養老猛司さんのコラムを先日読みまして、そしてこのニュースを見て改めて死について考えます。わたし達は死を特別視します。しかし養老さんは日常の延長線上と考えます。死に接する機会がなく、また死という概念をある意味「隠す」教育により…引き算で殺人を使って教える、そういった愚かなレヴェルではなく…「生」に対する意識、それは自意識でもありますが、そういったものが強い状態の「大人」になります。

宗教は死について考えます。故に宗教を指針に持つと強いのです。
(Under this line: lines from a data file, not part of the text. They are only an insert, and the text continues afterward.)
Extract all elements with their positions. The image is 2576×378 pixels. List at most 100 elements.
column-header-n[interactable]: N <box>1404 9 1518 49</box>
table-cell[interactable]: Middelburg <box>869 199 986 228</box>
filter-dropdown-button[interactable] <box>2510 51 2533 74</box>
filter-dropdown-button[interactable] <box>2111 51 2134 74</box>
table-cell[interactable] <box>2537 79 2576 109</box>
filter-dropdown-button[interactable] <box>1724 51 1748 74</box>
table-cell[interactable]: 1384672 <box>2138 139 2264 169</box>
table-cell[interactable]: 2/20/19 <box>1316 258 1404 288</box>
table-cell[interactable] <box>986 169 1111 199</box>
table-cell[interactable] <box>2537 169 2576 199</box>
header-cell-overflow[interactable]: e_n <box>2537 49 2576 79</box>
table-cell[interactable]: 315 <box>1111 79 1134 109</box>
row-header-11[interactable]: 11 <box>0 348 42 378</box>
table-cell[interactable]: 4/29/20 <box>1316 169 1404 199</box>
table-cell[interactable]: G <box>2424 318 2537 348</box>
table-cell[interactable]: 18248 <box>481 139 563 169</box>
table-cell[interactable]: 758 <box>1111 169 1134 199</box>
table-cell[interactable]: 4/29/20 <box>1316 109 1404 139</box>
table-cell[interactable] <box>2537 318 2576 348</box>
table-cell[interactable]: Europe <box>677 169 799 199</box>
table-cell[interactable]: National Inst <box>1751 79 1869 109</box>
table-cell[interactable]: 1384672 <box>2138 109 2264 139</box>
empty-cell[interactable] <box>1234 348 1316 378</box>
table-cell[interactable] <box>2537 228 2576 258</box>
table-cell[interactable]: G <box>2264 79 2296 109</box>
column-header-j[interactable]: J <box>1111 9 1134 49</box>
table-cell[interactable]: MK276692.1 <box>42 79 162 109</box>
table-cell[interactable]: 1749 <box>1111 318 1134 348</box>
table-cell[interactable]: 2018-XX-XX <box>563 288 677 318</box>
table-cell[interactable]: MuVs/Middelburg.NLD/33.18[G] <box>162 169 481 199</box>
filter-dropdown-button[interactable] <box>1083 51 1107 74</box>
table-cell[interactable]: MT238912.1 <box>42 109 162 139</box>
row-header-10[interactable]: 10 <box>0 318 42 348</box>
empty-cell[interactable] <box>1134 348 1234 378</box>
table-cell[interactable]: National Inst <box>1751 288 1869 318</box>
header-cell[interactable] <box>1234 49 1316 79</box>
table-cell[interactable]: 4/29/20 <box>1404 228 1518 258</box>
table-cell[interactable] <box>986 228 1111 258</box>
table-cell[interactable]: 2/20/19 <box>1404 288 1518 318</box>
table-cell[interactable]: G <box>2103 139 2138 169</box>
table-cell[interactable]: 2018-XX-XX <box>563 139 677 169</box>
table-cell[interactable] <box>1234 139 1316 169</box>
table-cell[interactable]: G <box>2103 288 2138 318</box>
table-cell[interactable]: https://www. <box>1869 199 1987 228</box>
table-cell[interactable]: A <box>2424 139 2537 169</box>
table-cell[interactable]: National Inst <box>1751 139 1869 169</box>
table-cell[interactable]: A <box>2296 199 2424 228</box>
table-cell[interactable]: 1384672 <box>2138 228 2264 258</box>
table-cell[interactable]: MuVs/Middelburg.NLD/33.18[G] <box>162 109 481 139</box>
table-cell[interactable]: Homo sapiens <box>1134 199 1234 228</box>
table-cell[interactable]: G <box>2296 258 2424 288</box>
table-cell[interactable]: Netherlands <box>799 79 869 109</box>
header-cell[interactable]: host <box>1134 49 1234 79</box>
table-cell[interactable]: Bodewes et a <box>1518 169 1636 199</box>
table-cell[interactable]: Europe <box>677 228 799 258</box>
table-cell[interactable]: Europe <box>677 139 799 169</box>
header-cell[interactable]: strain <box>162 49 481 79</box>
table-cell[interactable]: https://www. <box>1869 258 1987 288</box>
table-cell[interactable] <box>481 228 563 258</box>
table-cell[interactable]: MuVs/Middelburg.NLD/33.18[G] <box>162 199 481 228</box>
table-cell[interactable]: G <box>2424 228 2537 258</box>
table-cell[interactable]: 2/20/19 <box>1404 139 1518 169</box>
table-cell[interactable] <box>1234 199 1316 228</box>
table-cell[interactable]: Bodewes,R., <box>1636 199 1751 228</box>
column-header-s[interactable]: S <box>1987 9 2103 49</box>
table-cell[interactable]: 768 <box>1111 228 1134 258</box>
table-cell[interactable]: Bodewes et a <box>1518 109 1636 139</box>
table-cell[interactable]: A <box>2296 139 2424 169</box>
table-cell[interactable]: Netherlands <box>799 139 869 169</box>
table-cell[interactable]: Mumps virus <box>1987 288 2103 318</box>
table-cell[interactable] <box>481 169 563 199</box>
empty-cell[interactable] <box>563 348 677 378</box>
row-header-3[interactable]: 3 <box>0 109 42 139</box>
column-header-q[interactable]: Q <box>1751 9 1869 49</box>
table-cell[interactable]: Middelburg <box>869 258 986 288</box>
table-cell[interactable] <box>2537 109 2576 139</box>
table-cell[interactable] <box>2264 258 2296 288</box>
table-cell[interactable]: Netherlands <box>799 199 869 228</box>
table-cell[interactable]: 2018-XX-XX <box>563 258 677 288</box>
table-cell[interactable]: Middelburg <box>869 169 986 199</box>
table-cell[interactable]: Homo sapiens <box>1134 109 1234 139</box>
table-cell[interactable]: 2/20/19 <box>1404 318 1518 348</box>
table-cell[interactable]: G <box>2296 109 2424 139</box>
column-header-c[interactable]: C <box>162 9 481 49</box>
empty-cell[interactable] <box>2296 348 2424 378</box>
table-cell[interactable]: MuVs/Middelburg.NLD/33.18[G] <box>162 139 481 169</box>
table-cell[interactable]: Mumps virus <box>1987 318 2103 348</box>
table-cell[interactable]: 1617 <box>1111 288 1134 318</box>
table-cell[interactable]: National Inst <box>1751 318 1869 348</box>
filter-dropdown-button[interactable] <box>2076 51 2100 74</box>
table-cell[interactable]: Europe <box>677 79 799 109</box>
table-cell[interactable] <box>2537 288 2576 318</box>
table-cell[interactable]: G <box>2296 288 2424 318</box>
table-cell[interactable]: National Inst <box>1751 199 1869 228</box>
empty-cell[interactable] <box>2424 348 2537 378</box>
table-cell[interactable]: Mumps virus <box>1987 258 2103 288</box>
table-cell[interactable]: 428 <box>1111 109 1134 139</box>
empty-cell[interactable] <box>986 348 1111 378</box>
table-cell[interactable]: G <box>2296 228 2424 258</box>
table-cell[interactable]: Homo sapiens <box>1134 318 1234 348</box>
わたしたち日本人は宗教を持ちません。宗教を悪用すると当然恐ろしいことになります。強い人間が揺るがずに「死」を扱うのですから。誤った過去の事件は無数に存在します。

数年前の祖父の通夜、火の番をした時、数時間「死」と直面しました。

裁判員裁判は国民全員が「死」に接する機会となります。何か「死」と向かう為の準備、「死」を向かい合う為の武装を、「死」を取り扱うパンフレットが必要ではないかと思います。

演劇やドラマの「死」の疑似体験は美化されてしまう可能性があり、扱いは慎重にせねばなりません。